Na miejsce szybko przybył strażnik parku, który zastał zwierzę schowane w kuchennej szafce. - Pierwsze, co zobaczyłem po jej otwarciu, to kłębek sznurka i małą głowę z dużymi czarnymi oczami patrzącymi prosto na mnie - relacjonował strażnik. Zaskoczona popielica wykonała imponujący skok i schowała się głębiej w szafce, co utrudniło jej odłowienie.

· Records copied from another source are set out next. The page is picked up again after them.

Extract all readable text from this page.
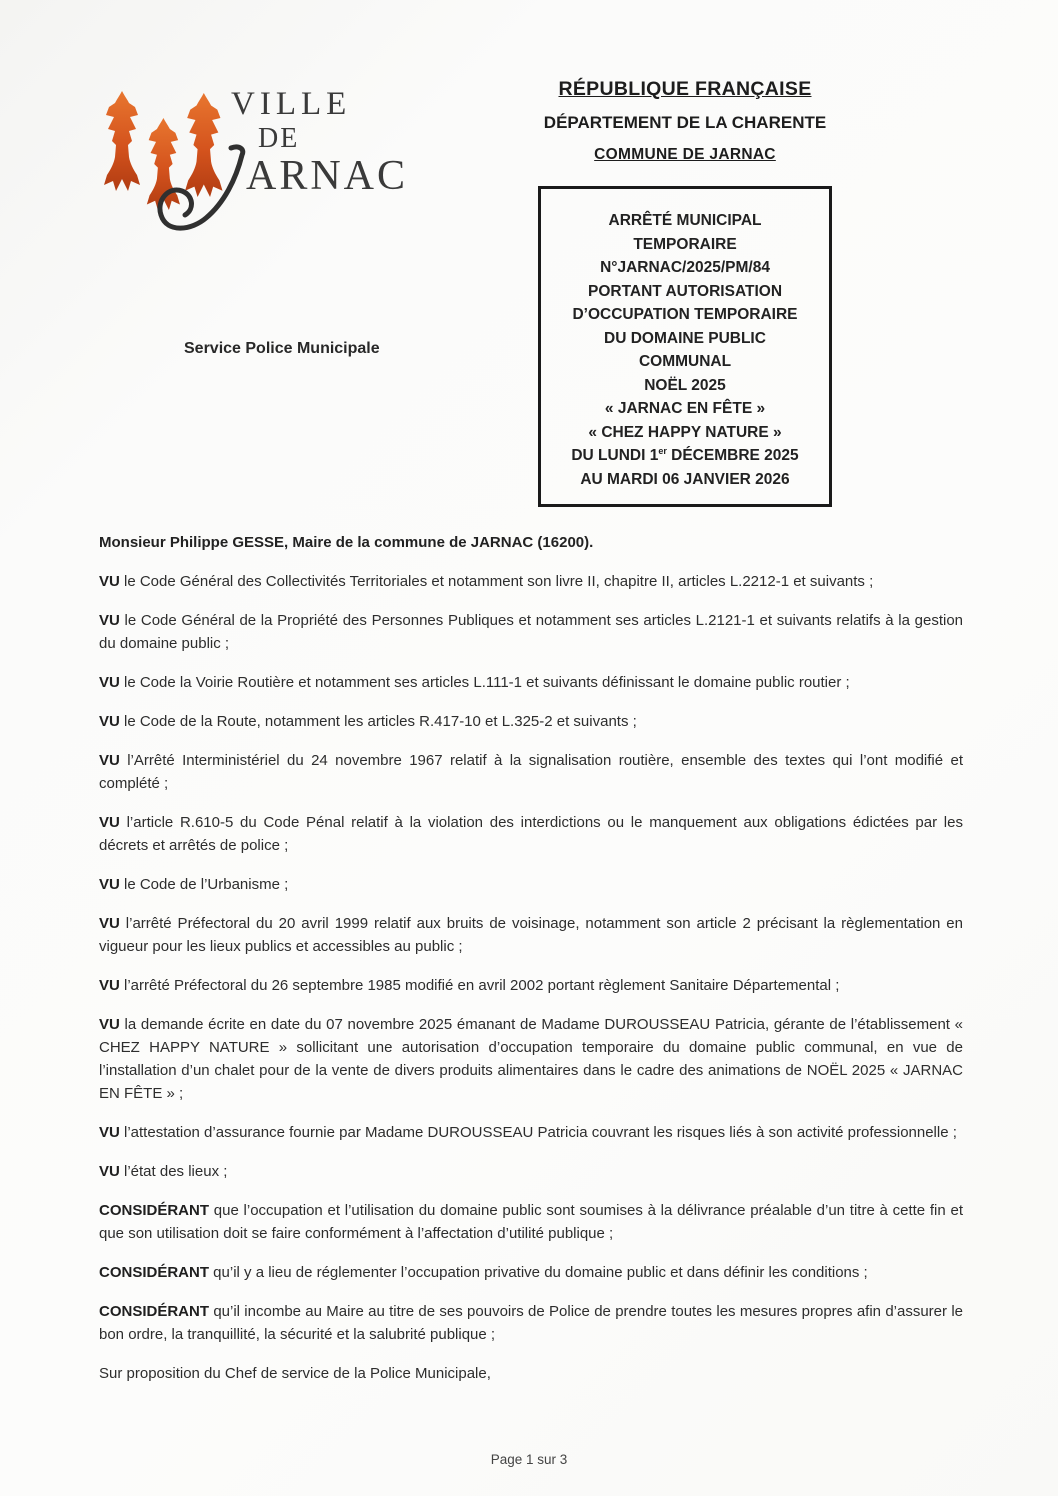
VILLE
DE
ARNAC
Service Police Municipale
RÉPUBLIQUE FRANÇAISE
DÉPARTEMENT DE LA CHARENTE
COMMUNE DE JARNAC
ARRÊTÉ MUNICIPAL
TEMPORAIRE
N°JARNAC/2025/PM/84
PORTANT AUTORISATION
D’OCCUPATION TEMPORAIRE
DU DOMAINE PUBLIC
COMMUNAL
NOËL 2025
« JARNAC EN FÊTE »
« CHEZ HAPPY NATURE »
DU LUNDI 1er DÉCEMBRE 2025
AU MARDI 06 JANVIER 2026

Monsieur Philippe GESSE, Maire de la commune de JARNAC (16200).

VU le Code Général des Collectivités Territoriales et notamment son livre II, chapitre II, articles L.2212-1 et suivants ;

VU le Code Général de la Propriété des Personnes Publiques et notamment ses articles L.2121-1 et suivants relatifs à la gestion du domaine public ;

VU le Code la Voirie Routière et notamment ses articles L.111-1 et suivants définissant le domaine public routier ;

VU le Code de la Route, notamment les articles R.417-10 et L.325-2 et suivants ;

VU l’Arrêté Interministériel du 24 novembre 1967 relatif à la signalisation routière, ensemble des textes qui l’ont modifié et complété ;

VU l’article R.610-5 du Code Pénal relatif à la violation des interdictions ou le manquement aux obligations édictées par les décrets et arrêtés de police ;

VU le Code de l’Urbanisme ;

VU l’arrêté Préfectoral du 20 avril 1999 relatif aux bruits de voisinage, notamment son article 2 précisant la règlementation en vigueur pour les lieux publics et accessibles au public ;

VU l’arrêté Préfectoral du 26 septembre 1985 modifié en avril 2002 portant règlement Sanitaire Départemental ;

VU la demande écrite en date du 07 novembre 2025 émanant de Madame DUROUSSEAU Patricia, gérante de l’établissement « CHEZ HAPPY NATURE » sollicitant une autorisation d’occupation temporaire du domaine public communal, en vue de l’installation d’un chalet pour de la vente de divers produits alimentaires dans le cadre des animations de NOËL 2025 « JARNAC EN FÊTE » ;

VU l’attestation d’assurance fournie par Madame DUROUSSEAU Patricia couvrant les risques liés à son activité professionnelle ;

VU l’état des lieux ;

CONSIDÉRANT que l’occupation et l’utilisation du domaine public sont soumises à la délivrance préalable d’un titre à cette fin et que son utilisation doit se faire conformément à l’affectation d’utilité publique ;

CONSIDÉRANT qu’il y a lieu de réglementer l’occupation privative du domaine public et dans définir les conditions ;

CONSIDÉRANT qu’il incombe au Maire au titre de ses pouvoirs de Police de prendre toutes les mesures propres afin d’assurer le bon ordre, la tranquillité, la sécurité et la salubrité publique ;

Sur proposition du Chef de service de la Police Municipale,

Page 1 sur 3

Po kilku minutach cierpliwych poszukiwań udało się jednak ująć dzikiego gościa bez wyrządzania mu krzywdy. Zwierzę zostało przetransportowane na teren Parku Krajobrazowego "Góry Opawskie" i wypuszczone do naturalnego środowiska - w starej buczynie, gdzie popielice mają idealne warunki do życia.
Popielica szara to niewielki gryzoń, który prowadzi nocny tryb życia i najczęściej zamieszkuje stare lasy liściaste. Mimo że rzadko daje się zaobserwować, można ją spotkać również w sąsiedztwie ludzkich domostw - zwłaszcza tam, gdzie blisko do lasu.
Zespół Opolskich Parków Krajobrazowych podkreśla, że to kolejny przykład udanej współpracy mieszkańców z parkiem i dowód na to, jak ważna jest świadomość ekologiczna lokalnych społeczności. - Dzięki szybkiej reakcji i odpowiedzialnemu podejściu udało się uniknąć zagrożenia dla zwierzęcia i niepotrzebnego stresu dla mieszkańców - komentują przedstawiciele parku.
Mieszkańcy regionu są zachęcani, by w podobnych przypadkach nie działać na własną rękę, a kontaktować się z odpowiednimi służbami - zarówno dla bezpieczeństwa własnego, jak i dzikiej fauny.